I'm using:
- hadoop-client 2.2.0
- mrunit 1.0.0
- avro 1.7.6
- avro-mrunit 1.7.6
... and the entire thing is being built and tested using Maven.
I was getting a NullPointerException until I followed the instructions at MRUnit with Avro NullPointerException in Serialization.
Now I am getting an InstantiationException:
Running mypackage.MyTest
log4j:WARN No appenders could be found for logger (org.apache.hadoop.metrics2.lib.MutableMetricsFactory).
log4j:WARN Please initialize the log4j system properly.
log4j:WARN See http://logging.apache.org/log4j/1.2/faq.html#noconfig for more info.
2014-03-23 20:49:21.463 java[27994:1003] Unable to load realm info from SCDynamicStore
Tests run: 1, Failures: 0, Errors: 1, Skipped: 0, Time elapsed: 0.945 sec <<< FAILURE!
process(mypackage.MyTest) Time elapsed: 0.909 sec <<< ERROR!
java.lang.RuntimeException: java.lang.InstantiationException
at org.apache.hadoop.util.ReflectionUtils.newInstance(ReflectionUtils.java:131)
at org.apache.hadoop.io.serializer.SerializationFactory.add(SerializationFactory.java:72)
at org.apache.hadoop.io.serializer.SerializationFactory.<init>(SerializationFactory.java:63)
at org.apache.hadoop.mrunit.internal.io.Serialization.<init>(Serialization.java:37)
at org.apache.hadoop.mrunit.TestDriver.getSerialization(TestDriver.java:464)
at org.apache.hadoop.mrunit.TestDriver.copy(TestDriver.java:608)
at org.apache.hadoop.mrunit.TestDriver.copyPair(TestDriver.java:612)
at org.apache.hadoop.mrunit.MapDriverBase.addInput(MapDriverBase.java:118)
at org.apache.hadoop.mrunit.MapDriverBase.withInput(MapDriverBase.java:207)
at mypackage.MyTest.process(MyTest.java:92)
...
The Avro model looks like this:
{
"namespace": "model",
"type": "record",
"name": "Blob",
"fields": [
{ "name": "value", "type": "string" }
]
}
The mapper looks like this:
public class MyMapper
extends Mapper<AvroKey<Blob>, NullWritable, LongWritable, NullWritable>
{
@Override
public void map(AvroKey<Blob> key, NullWritable value, Context context)
throws IOException, InterruptedException {
context.write(new LongWritable(0), NullWritable.get());
}
}
The test that is failing (the only test I have at the moment) looks like this:
@Test
public void process() throws IOException {
mapper = new MyMapper();
job = Job.getInstance();
mapDriver = MapDriver.newMapDriver(mapper);
Configuration configuration = mapDriver.getConfiguration();
//Copy over the default io.serializations.
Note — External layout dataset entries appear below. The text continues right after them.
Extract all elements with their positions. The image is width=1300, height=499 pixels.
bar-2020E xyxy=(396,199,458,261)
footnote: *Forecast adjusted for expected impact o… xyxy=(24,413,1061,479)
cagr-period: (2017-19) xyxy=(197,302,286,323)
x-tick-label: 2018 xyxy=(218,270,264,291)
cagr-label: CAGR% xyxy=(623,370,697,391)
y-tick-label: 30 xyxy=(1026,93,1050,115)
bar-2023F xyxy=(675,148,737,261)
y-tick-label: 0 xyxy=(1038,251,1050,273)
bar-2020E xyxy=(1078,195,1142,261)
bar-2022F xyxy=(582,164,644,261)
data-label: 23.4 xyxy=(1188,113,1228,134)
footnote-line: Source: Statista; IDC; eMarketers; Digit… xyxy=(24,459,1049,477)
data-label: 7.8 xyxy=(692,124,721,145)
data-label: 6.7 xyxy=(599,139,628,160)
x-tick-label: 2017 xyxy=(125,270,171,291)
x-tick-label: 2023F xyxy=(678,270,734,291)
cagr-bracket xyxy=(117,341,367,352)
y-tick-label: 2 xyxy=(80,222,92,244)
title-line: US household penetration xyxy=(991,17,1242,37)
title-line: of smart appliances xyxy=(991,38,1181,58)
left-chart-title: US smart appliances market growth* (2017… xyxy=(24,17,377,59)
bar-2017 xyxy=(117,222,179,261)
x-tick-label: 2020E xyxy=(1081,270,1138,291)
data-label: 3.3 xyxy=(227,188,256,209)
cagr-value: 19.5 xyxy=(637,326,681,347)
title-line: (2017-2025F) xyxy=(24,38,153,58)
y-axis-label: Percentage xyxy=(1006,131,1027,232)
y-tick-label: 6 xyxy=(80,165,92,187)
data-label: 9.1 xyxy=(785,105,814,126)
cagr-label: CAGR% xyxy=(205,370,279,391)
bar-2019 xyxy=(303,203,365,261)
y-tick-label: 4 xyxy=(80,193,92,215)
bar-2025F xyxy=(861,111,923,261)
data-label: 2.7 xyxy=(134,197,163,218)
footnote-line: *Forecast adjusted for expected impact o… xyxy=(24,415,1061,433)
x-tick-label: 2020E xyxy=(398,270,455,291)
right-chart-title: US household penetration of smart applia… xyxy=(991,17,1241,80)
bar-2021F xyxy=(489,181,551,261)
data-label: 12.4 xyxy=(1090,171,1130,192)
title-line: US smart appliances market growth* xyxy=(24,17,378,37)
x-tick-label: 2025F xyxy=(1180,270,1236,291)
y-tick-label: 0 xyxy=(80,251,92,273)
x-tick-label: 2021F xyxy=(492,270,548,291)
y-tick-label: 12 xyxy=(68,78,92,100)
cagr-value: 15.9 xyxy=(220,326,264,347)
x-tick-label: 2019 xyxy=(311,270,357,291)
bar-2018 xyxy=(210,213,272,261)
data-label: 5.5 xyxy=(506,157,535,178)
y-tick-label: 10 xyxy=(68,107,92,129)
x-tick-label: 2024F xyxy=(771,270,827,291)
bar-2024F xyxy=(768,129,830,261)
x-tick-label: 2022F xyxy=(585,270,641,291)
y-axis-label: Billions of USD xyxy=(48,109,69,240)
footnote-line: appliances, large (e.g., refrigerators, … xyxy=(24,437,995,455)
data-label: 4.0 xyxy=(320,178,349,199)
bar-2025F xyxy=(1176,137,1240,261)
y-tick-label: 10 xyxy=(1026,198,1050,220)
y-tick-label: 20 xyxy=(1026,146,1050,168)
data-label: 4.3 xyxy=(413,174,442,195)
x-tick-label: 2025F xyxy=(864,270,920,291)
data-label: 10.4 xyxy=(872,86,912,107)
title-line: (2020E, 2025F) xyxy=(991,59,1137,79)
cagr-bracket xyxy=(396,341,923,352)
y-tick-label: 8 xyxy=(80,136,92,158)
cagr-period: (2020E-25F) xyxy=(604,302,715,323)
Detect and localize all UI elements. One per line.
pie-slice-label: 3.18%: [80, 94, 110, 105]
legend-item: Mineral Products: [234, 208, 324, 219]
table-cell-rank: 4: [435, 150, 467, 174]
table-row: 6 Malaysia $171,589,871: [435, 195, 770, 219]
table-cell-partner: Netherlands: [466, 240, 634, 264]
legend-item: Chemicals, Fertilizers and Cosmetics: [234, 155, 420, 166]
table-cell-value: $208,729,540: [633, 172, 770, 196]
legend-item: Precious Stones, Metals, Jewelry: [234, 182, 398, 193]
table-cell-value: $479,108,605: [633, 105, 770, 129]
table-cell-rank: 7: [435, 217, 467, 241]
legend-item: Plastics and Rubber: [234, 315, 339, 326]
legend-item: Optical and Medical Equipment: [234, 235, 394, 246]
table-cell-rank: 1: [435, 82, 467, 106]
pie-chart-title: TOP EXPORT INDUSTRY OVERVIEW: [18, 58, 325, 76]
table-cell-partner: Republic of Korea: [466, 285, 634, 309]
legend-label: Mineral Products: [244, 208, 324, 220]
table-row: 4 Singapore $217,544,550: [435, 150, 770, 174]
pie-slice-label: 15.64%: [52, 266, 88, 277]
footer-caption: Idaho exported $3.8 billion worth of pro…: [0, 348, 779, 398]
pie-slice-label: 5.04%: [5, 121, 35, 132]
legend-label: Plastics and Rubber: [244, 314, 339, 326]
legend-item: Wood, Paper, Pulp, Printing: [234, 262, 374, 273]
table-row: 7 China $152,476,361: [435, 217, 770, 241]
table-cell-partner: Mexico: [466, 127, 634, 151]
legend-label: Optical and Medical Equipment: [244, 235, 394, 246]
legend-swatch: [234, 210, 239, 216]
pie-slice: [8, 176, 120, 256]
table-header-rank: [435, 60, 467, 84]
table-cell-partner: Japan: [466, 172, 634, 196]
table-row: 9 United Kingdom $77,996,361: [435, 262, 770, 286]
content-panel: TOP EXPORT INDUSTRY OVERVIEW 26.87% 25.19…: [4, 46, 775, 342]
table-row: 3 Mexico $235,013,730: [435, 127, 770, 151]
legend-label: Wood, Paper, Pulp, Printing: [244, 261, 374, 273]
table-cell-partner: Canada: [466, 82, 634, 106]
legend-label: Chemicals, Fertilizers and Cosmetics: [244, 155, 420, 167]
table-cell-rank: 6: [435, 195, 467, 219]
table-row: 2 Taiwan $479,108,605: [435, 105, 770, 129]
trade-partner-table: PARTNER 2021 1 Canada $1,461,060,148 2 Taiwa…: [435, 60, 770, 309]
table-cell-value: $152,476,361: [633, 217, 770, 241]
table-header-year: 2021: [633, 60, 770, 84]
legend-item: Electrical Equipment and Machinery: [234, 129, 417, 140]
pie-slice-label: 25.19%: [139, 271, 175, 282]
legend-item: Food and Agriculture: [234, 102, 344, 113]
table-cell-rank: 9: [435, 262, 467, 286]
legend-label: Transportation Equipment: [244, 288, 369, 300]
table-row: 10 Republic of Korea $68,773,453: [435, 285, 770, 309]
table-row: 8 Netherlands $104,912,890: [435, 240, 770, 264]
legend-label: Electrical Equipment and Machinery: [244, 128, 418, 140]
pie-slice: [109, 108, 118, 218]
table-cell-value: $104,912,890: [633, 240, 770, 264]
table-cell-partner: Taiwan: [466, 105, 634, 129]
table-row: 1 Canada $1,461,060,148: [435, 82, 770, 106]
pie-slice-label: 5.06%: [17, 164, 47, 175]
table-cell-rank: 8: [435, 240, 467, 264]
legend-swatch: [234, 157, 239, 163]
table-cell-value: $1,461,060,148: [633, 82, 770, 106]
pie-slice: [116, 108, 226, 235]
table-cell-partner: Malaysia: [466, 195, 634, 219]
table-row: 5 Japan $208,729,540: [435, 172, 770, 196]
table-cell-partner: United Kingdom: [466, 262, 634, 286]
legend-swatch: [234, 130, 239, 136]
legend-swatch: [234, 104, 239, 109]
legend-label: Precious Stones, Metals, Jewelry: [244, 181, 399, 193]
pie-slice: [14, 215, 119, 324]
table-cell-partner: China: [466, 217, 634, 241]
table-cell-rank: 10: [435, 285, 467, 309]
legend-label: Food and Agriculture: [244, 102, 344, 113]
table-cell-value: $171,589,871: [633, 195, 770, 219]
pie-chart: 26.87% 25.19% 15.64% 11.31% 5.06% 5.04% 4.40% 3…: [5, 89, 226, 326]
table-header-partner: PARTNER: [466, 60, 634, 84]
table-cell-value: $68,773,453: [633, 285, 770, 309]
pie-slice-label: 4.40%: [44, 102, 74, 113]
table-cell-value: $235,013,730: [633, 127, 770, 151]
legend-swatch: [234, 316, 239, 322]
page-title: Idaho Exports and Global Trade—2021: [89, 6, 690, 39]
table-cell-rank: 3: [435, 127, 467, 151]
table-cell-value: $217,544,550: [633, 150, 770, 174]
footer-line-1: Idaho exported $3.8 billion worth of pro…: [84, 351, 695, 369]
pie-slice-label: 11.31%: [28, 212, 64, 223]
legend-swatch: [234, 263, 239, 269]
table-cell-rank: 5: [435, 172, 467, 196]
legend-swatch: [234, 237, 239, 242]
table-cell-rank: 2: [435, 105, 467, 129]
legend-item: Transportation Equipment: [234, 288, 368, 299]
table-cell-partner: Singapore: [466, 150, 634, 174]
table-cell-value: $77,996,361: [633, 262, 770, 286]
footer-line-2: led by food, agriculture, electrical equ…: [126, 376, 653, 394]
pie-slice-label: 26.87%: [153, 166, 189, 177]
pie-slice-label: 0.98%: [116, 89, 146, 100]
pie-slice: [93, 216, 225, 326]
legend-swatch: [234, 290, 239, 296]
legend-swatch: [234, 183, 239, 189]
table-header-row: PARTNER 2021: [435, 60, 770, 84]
If you don't do this then you will
//not be able to deserialize the inputs to the mapper
String[] serializations = configuration.getStrings("io.serializations");
serializations = Arrays.copyOf(serializations, serializations.length + 1);
serializations[serializations.length-1] = AvroSerialization.class.getName();
configuration.setStrings("io.serializations", serializations);
//Configure AvroSerialization by specifying the key writer and value writer schemas
configuration.setStrings("avro.serialization.key.writer.schema", Schema.create(Schema.Type.LONG).toString(true));
configuration.setStrings("avro.serialization.value.writer.schema", Schema.create(Schema.Type.NULL).toString(true));
job.setMapperClass(MyMapper.class);
job.setInputFormatClass(AvroKeyInputFormat.class);
AvroJob.setInputKeySchema(job, Blob.SCHEMA$);
job.setOutputKeyClass(LongWritable.class);
input = Blob.newBuilder()
.setValue("abc")
.build();
mapDriver
.withInput(new AvroKey<Blob>(input), NullWritable.get())
.withOutput(new LongWritable(0), NullWritable.get())
.runTest();
}
I'm pretty new with both Avro and MRUnit, so I am still trying to fully understanding the workings between them. In the unit test output I see warnings about log4j and don't know for certain that this isn't part of the problem (thought I doubt it).